Le gouvernement doit imposer un reconfinement total. La demi-mesure qui consiste à laisser s'entasser les élèves dans des classes, à laisser des gens s'entasser dans les transports en commun, ne confine qu'au ridicule.

Mais pas de panique, pour l'instant, je n'ai pas de fièvre. 

dimanche 1 novembre 2020

Comme un dimanche soir...

Ce confinement, au mois de novembre ressemble à une grande dépression collective. Il a plu tout le jour, les feuilles des arbres n’ont même plus les jolies teintes dorées qui faisaient du soleil suspendu aux dessus de nos têtes, au début de la semaine. Nous entrons dans la période la plus triste, la plus grise de l’année. Les jours raccourcissent. 

Nous pensons au printemps dernier. Nous nous souvenons du traumatisme lors des annonces prolongeant le confinement. Et pourtant, il faisait beau et nous allions vers l’été. Nous ne savons pas si nous pourrons supporter cela au mois de décembre. 

Et en plus, j’ai vraiment déconné : je ne suis pas allée chez le coiffeur... 

J’ai parfois l’impression que nos existences - telles que nous les avons vécues jusque là - sont terminées. Je sais que c’est stupide, que la vie réserve des surprises, qu’il y a toujours des libertés à prendre, des chemins à découvrir. Que tout ce qu’on ne connaît pas encore, nous pourrions en faire des encyclopédies en 12 volumes. Cependant, j’ai l’impression que la sensualité et l’amour vont disparaître, le plaisir, les douceurs du quotidien, que les rencontres et les voyages deviennent impossibles. Je ne sais pas ce que l’on peut encore offrir d’espoir et de perspectives d’avenir aux jeunes. Ce monde est vieux. Je ne suis pas loin de penser que l’on confine, que l’on interdit, que l’on contraint, que l’on restreint juste pour protéger les vieux. Et pourtant, j’ai envie de revoir ma mère. Vivante. J’ai encore envie de la prendre dans mes bras et de l’embrasser. La situation est terrible en Savoie. Les services de réanimation entre Aix-Les-Bains et Chambéry ne sont pas loin de la saturation. 
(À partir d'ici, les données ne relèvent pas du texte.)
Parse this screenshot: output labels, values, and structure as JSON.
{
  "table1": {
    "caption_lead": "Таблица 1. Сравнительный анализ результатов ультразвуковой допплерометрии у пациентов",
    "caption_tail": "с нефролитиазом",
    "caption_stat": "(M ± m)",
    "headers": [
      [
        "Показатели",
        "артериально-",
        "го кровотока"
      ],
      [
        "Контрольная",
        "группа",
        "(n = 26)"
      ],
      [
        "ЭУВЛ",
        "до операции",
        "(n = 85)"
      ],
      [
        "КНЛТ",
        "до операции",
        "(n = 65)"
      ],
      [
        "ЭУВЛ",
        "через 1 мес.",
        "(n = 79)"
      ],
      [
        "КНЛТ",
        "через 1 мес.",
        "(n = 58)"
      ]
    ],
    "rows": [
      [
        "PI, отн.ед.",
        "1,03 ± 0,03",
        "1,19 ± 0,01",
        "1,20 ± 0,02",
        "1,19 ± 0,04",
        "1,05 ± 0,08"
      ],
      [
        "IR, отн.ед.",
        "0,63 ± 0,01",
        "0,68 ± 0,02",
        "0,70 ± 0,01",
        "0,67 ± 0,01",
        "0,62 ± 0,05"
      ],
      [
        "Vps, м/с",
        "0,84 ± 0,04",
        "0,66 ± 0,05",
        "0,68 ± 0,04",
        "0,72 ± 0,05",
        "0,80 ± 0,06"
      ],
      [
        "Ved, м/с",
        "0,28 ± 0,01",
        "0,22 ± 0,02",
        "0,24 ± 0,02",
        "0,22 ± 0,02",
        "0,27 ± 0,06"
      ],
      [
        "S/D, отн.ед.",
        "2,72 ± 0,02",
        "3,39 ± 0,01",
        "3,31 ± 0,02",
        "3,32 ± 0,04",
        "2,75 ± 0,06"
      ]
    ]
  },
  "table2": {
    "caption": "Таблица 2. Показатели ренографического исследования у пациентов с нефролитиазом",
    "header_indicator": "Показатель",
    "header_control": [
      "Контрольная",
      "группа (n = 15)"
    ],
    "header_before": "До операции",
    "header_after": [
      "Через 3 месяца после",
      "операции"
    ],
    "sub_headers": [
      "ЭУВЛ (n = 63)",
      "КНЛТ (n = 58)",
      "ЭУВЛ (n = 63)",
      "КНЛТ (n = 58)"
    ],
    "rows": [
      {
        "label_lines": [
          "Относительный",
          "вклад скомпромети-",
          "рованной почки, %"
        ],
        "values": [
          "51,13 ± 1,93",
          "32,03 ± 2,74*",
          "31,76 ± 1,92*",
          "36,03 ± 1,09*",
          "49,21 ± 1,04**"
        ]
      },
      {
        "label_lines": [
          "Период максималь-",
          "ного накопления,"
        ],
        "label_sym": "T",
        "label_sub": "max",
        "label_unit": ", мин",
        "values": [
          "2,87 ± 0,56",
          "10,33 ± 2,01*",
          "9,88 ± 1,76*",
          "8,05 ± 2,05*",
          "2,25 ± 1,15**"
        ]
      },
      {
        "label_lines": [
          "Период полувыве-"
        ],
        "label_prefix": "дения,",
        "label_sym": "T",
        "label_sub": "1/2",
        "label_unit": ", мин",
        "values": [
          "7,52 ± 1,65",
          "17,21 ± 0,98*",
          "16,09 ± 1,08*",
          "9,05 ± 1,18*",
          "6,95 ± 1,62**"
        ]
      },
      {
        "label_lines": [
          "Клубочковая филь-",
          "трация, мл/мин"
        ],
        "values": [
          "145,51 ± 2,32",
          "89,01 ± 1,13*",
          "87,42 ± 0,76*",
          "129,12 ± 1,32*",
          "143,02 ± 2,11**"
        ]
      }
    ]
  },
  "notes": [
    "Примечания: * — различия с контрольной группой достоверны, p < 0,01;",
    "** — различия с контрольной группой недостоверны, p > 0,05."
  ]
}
Je suis en permanence entre deux types de pensées totalement contradictoires. En tant que personne, en tant que fille, en tant que femme, je veux qu’on protège autant que l’on peut protéger, je veux qu’on évite à tout prix les drames, les deuils et les larmes. Et en tant qu’être doué de raison, j’ai la tentation de penser qu’il faut faire avancer le monde, vivre, donner le quitus à la jeunesse, à la vie, à l’énergie, à l’amour, à la force qui va. Je crois que c’est le paradoxe qui nous taraude tous, en ce moment. Un désir de vie, quoi que l’on en pense.